Find a Linkage Model that Fits Your Data - Guidelines
Develop Linkage Models that Fit Your Data. It is important to know that if you follow the guidelines then your linkage model will be accurate -- that all true links are included as candidate record pairs and the calculated probability of being a true match is accurate for all candidate pairs. The Bayesian Model Check report applies to both real and simulated data. Use this report to confirm that posterior estimates for model parameters are not very different from your prior estimates. Or, if you find differences then you can make sure they are not due to errors in your linkage model. Linking simulated data can help establish that a linkage model fits the data well because you can tell by inspection which links are true and which links are false. The first test of goodness of fit is to confirm that almost all (say at least 95%) all true links are included as candidate pairs. If at least 95% of all true links are included as candidate pairs then you can proceed to the second goodness of fit test. If not, you should revise your linkage specs to pick up true links that were skipped or were dropped because they were below the cutoff. You might have to add a match pass, add a match field, increase a tolerance, etc. Calculated probabilities must be accurate because they are used to select imputed pairs for outcome studies. Also, CODES2000 uses imputed pairs to revise your prior estimates of match parameters during the Markov Chain process. In the end, high probability links must be almost all true, medium probability links must be an accurate mixture of true and false links, low probability links must be almost all false. Otherwise, imputations will not be accurate. This is the reason for our second goodness of fit test.

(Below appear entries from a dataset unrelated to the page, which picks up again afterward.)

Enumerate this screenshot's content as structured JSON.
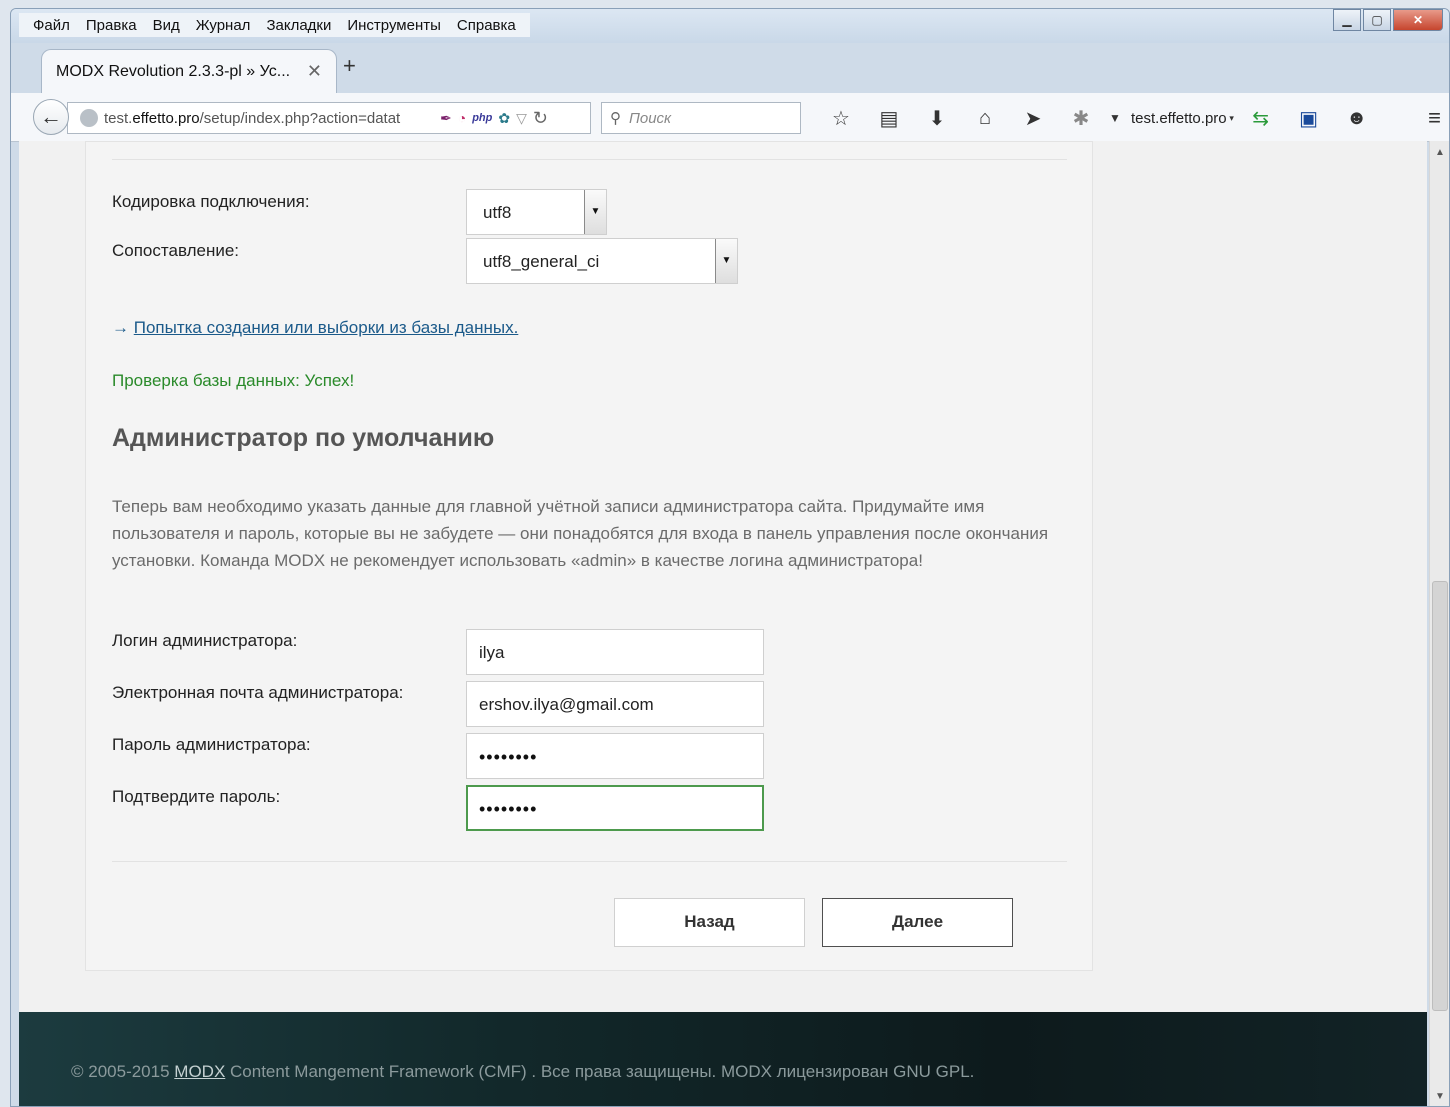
{
  "menu": [
    "Файл",
    "Правка",
    "Вид",
    "Журнал",
    "Закладки",
    "Инструменты",
    "Справка"
  ],
  "tab": {
    "title": "MODX Revolution 2.3.3-pl » Ус..."
  },
  "url": {
    "prefix": "test.",
    "domain": "effetto.pro",
    "path": "/setup/index.php?action=datat"
  },
  "search": {
    "placeholder": "Поиск"
  },
  "site_dropdown": "test.effetto.pro",
  "form": {
    "charset_label": "Кодировка подключения:",
    "charset_value": "utf8",
    "collation_label": "Сопоставление:",
    "collation_value": "utf8_general_ci",
    "db_link_prefix": "→",
    "db_link": "Попытка создания или выборки из базы данных.",
    "db_status": "Проверка базы данных: Успех!",
    "admin_heading": "Администратор по умолчанию",
    "admin_intro": "Теперь вам необходимо указать данные для главной учётной записи администратора сайта. Придумайте имя пользователя и пароль, которые вы не забудете — они понадобятся для входа в панель управления после окончания установки. Команда MODX не рекомендует использовать «admin» в качестве логина администратора!",
    "login_label": "Логин администратора:",
    "login_value": "ilya",
    "email_label": "Электронная почта администратора:",
    "email_value": "ershov.ilya@gmail.com",
    "password_label": "Пароль администратора:",
    "password_value": "••••••••",
    "confirm_label": "Подтвердите пароль:",
    "confirm_value": "••••••••",
    "back_button": "Назад",
    "next_button": "Далее"
  },
  "footer": {
    "prefix": "© 2005-2015",
    "link": "MODX",
    "rest": "Content Mangement Framework (CMF) . Все права защищены. MODX лицензирован GNU GPL."
  }
}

How Goodness of Fit Table is calculated. To get the table shown, all candidate pairs above the cutoff were ranked by probability (low to high) and divided into 10 deciles with approximately the same number of record pairs in each decile. Ties are ranked randomly. It is easy to count the actual number of true links in each decile because UniqueIDs are equal for true links in the simulated data. Expected true links are determined by summing match probabilities for all candidate pairs in each decile. Because we have multiply imputed linked data, the counts shown here are the average of the counts in the tables for each imputation. This is why actual counts are not integers.